The signals of voltage and input current of electrical networks nowadays are not sinusoidal. Currently, among the parameters of reactive power, the most interesting is the reactive power of the fundamental component of the spectrum. At the same time, to measure the parameters of the reactive power of the fundamental component, the approaches to measure sinusoidal current and voltage signals can be used. Most measurement methods of the sinusoidal signal reactive power are based on a phase shift of the voltage at an 90 degrees angle and the subsequent application of one of the well-known methods of the active power measurement. Among the known methods of the measurement of the reactive power of a sinusoidal signal can be distinguished: the time delay method, the integration method, the preliminary differentiation method, and the integration-differentiation method. The main cause of the errors in the considered measurement methods is the effect of the voltage and current harmonics and the input signal frequency deviation from the nominal value. In this paper, the analysis of the effect of these parameters on the measurement error of the reactive power of the fundamental spectral component for the above measurement methods was performed. The obtained analytical relationships allow estimating the reactive power measurement error when the input frequency deviates from the nominal value. The application of a discrete unit delay block for as a time delay block is considered. For the integration method the implementation based on a first-order digital integrator is considered.
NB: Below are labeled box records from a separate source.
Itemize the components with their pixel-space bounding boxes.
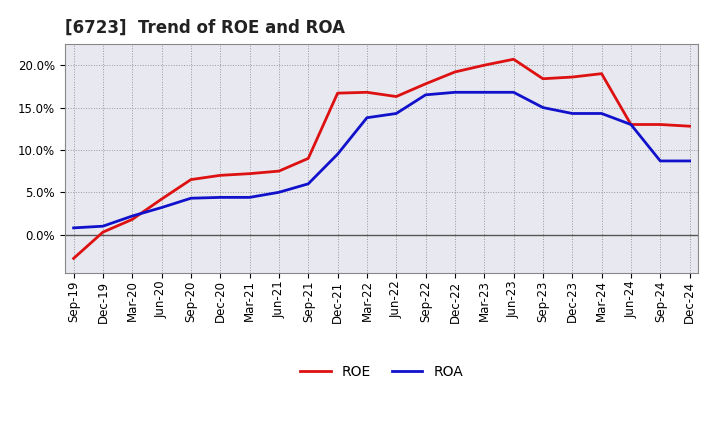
ROE [216,173,225,178]
ROA [363,115,372,121]
Line: ROA: ROA [73,92,690,228]
ROE [451,70,459,75]
ROE [392,94,400,99]
ROA [186,196,195,201]
ROA [246,195,254,200]
ROA [157,205,166,210]
ROA [656,158,665,164]
ROE [186,177,195,182]
ROE [480,62,489,68]
ROA [304,181,312,187]
ROA [392,111,400,116]
ROA [568,111,577,116]
ROA [333,151,342,157]
ROE [304,156,312,161]
ROE [626,122,635,127]
ROE [509,57,518,62]
ROE [685,124,694,129]
ROA [274,190,283,195]
ROE [246,171,254,176]
ROA [216,195,225,200]
ROE [656,122,665,127]
ROE [363,90,372,95]
ROE [69,256,78,261]
ROE [568,74,577,80]
ROA [451,90,459,95]
ROE [333,91,342,96]
ROE [598,71,606,76]
ROA [685,158,694,164]
ROA [421,92,430,98]
Text: [6723]  Trend of ROE and ROA: [6723] Trend of ROE and ROA [65,19,345,37]
ROA [509,90,518,95]
ROA [99,224,107,229]
ROA [128,213,137,219]
ROA [598,111,606,116]
ROA [480,90,489,95]
ROE [99,230,107,235]
ROA [539,105,547,110]
ROE [128,217,137,222]
ROA [69,225,78,231]
ROE [421,81,430,87]
Line: ROE: ROE [73,59,690,258]
Legend: ROE, ROA: ROE, ROA [294,360,469,385]
ROE [157,196,166,202]
ROE [539,76,547,81]
ROE [274,169,283,174]
ROA [626,122,635,127]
For the differentiation method, the implementation based on a first-order digital differentiator is considered. Simulation modeling was performed by Matlab and Simulink packages, which confirms the validity of the analytical expressions obtained. The comparison of the considered methods from the point of view of implementation complexity and error of reactive power measurement is made. It is shown that among the considered measurement methods the integration-differentiation method has the smallest error.